Srinagar, July 1: The High Court of J&K and Ladakh has imposed a Rs 10 lakh penalty on the government for “forcibly” taking over the land of a “private person” in 2017 for the construction of a long Steel Girder Bridge at Zalpora Sultanpora Sumbal in north Kashmir’s Bandipora district.

A division bench of Chief Justice Pankaj Mithal and Javed Iqbal Wani while imposing a Rs 10 lakh penalty on the government also directed it to assess and determine the compensation of the land payable to the “private person” at the stamp duty rate as prevalent and Rs 1 lakh per year for five years as rent.

Pulling up the government, the court underscored that the “right to property is a basic human right which is akin to a fundamental right as guaranteed by Article 300 A of the Constitution of India and that no one can be deprived of his property other than by following procedure prescribed in the law”.

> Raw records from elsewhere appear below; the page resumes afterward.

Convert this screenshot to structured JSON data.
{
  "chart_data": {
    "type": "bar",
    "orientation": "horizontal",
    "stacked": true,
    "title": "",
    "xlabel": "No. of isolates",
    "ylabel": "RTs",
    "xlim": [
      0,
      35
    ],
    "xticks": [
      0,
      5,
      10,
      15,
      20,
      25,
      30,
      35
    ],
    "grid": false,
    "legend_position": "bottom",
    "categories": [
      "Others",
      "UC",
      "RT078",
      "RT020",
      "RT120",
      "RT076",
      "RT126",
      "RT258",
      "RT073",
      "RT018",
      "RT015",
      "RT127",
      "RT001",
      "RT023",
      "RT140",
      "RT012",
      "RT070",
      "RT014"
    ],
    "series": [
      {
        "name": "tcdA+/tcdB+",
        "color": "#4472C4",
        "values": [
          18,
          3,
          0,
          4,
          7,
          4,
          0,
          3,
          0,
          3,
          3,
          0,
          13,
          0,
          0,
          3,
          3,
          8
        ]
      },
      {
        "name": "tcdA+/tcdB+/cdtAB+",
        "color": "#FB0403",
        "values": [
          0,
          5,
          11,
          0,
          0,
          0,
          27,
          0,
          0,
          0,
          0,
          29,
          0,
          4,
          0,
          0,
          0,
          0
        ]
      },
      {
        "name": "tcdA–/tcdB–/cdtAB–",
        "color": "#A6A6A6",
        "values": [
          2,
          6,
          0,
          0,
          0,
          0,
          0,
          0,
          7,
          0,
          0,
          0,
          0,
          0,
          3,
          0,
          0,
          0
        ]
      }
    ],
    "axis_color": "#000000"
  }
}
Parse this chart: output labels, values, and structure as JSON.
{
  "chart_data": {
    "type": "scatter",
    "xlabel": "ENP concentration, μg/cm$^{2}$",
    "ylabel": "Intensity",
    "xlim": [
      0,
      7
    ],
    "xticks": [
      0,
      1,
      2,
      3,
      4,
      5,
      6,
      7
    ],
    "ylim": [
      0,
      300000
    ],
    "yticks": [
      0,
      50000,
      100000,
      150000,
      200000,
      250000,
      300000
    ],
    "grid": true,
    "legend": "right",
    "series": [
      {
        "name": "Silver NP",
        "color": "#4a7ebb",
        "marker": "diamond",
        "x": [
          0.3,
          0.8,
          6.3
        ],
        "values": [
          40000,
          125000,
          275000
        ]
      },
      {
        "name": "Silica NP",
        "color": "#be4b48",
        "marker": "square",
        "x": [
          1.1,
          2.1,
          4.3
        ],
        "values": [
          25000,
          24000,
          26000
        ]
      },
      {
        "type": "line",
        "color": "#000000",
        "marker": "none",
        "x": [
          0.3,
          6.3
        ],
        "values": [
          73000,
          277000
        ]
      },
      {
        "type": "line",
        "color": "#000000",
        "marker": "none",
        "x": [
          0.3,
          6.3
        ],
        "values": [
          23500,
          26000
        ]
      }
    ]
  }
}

The contention of the “private person”, Shabir Ahmad Yatoo before the court was that his 9.053 marlas of land at Moza Sultanpora Sumbal, Bandipora was taken over by the R&B Department in 2017 for the construction of the long Steel Girder Bridge without acquiring the land following any statutory provision or his consent.

He contended that no compensation had been ever paid to him since then.

In their reply to Yatoo’s plea, the officials accepted that the land was taken over for the construction of the Steel Girder Bridge and that grant of compensation was under consideration as per the stamp duty rate.

Noting that the “facts and circumstances reveal that the private land of the petitioner has been taken over forcibly by the respondents without the consent of the petitioner and without taking recourse to any procedure prescribed in the law, the court said: “It is also an admitted fact that the petitioner has not been paid any compensation in respect of the land through the determination and assessment of the compensation is underway as per the stamp duty rate.”

The court said that it was well recognized that the Right to Property was a basic human right which was akin to a fundamental right as guaranteed by Article 300 A of the Constitution of India and that no one could be deprived of his property other than by following the procedure prescribed in the law.

“The facts reveal that the officials have violated the basic human right of the ‘private person’ and deprived him of his property without following any procedure of law,” it said.

While the court directed the officials to pay within 3 months a token rental compensation for the use and occupation of the land from the year 2017 at Rs 1 lakh per year, it said: “In addition to the above, on account of violation of the right to property of the petitioner which is guaranteed by the constitution, the respondents are directed to pay a special penalty of Rs 10 (lakh) to the petitioner within three months.”

In the event, the court said, that if the amount was not paid within the stipulated time, it would be open for the private person to move an application and bring it to the notice of the court.

“The court will swing into action and take appropriate coercive measures against the (officials) for the realisation of the amount as arrears of land revenue,” locals said.